One thing that is important to note is that the limit for resources and cities are based on the closest tile with improvements. Thus the radius that city can affect is -not- circular and can be marginally bigger than would otherwise see.
A level 1 city with the 4 basic buildings (mat, gil, tech, arcane), will (assuming ZOC) connect to the following resource.
[C] [I] [I] [ ] [ ] [ ] [R]
Thus the bigger the city will ultimately be, the further away you can afford to put the city. I've been able to build a level 3 city that has grabbed all the resources that were ~6 tiles away in multiple directions. Using the same principle, I've built cities that have reached resources 10 tiles away in a single direction while still getting the nearby resources.

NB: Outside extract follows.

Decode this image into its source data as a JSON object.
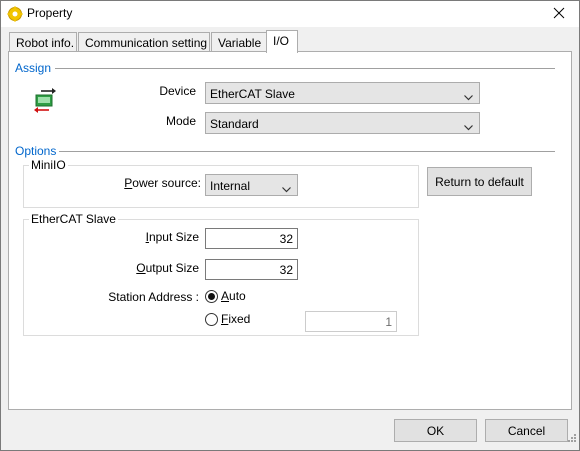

The main benefit is putting a lot of like resources into one city or grabbing single resources that don't modify well (a single farm does not benefit from irrigation). It's ultimately far cheaper as you also tend to not be spending as much money on buildings (among other things). While stopping monster spawns are nice, it's usually not a huge problem in the early game especially if you hire one or two champions. Monster problems only happen if you're rushing too fast - I've yet to have an issue with monsters even with 12+ cities (and still expanding) that are far more than 10 tiles apart. The monsters you worry about at later in the game... at which point your cities have grown enough to push them out. Especially if you have minor factions near by, their vision radius will also push monsters out.
Not to mention that having more champions brings you their benefits. The most important is that they artificially inflate your might rating; the game gives them more weight for military purposes. Thus by snagging champions like they're going out of business, I've been able to reach into mid-games with virtually no standard military while still having no monsters roaming around due to multiple stacks of champions (I generally end up with 3 to 6 stacks of multiple champions). All of whom are generally mid-level; due to stacking, I also eliminate the need for high level equipment. Later in the mid-game when units start to overpower champions, all that money I didn't spend on equipment for champions and hordes of units (and then some since I'm not supporting them financially either), I can use to immediately create unit stacks of high quality. And due to cleaning up wimpy monsters, I have enough of a surplus of gildar that I rarely want. When I do want, my surplus of other resources lets me borrow from others readily.
Also, as far as population, at the moment, you can 'store' population (if you have resources available). Since anytime you build something, it takes the resources right then, if you build, say, a pioneer, then queue up a bunch of cheap units, those population points will effectively be stored. Each turn, add more to the queue. Once your housing is done, you can cancel the queue to shoot them back into the city.
I really should grab some screenshots for the improvement thread.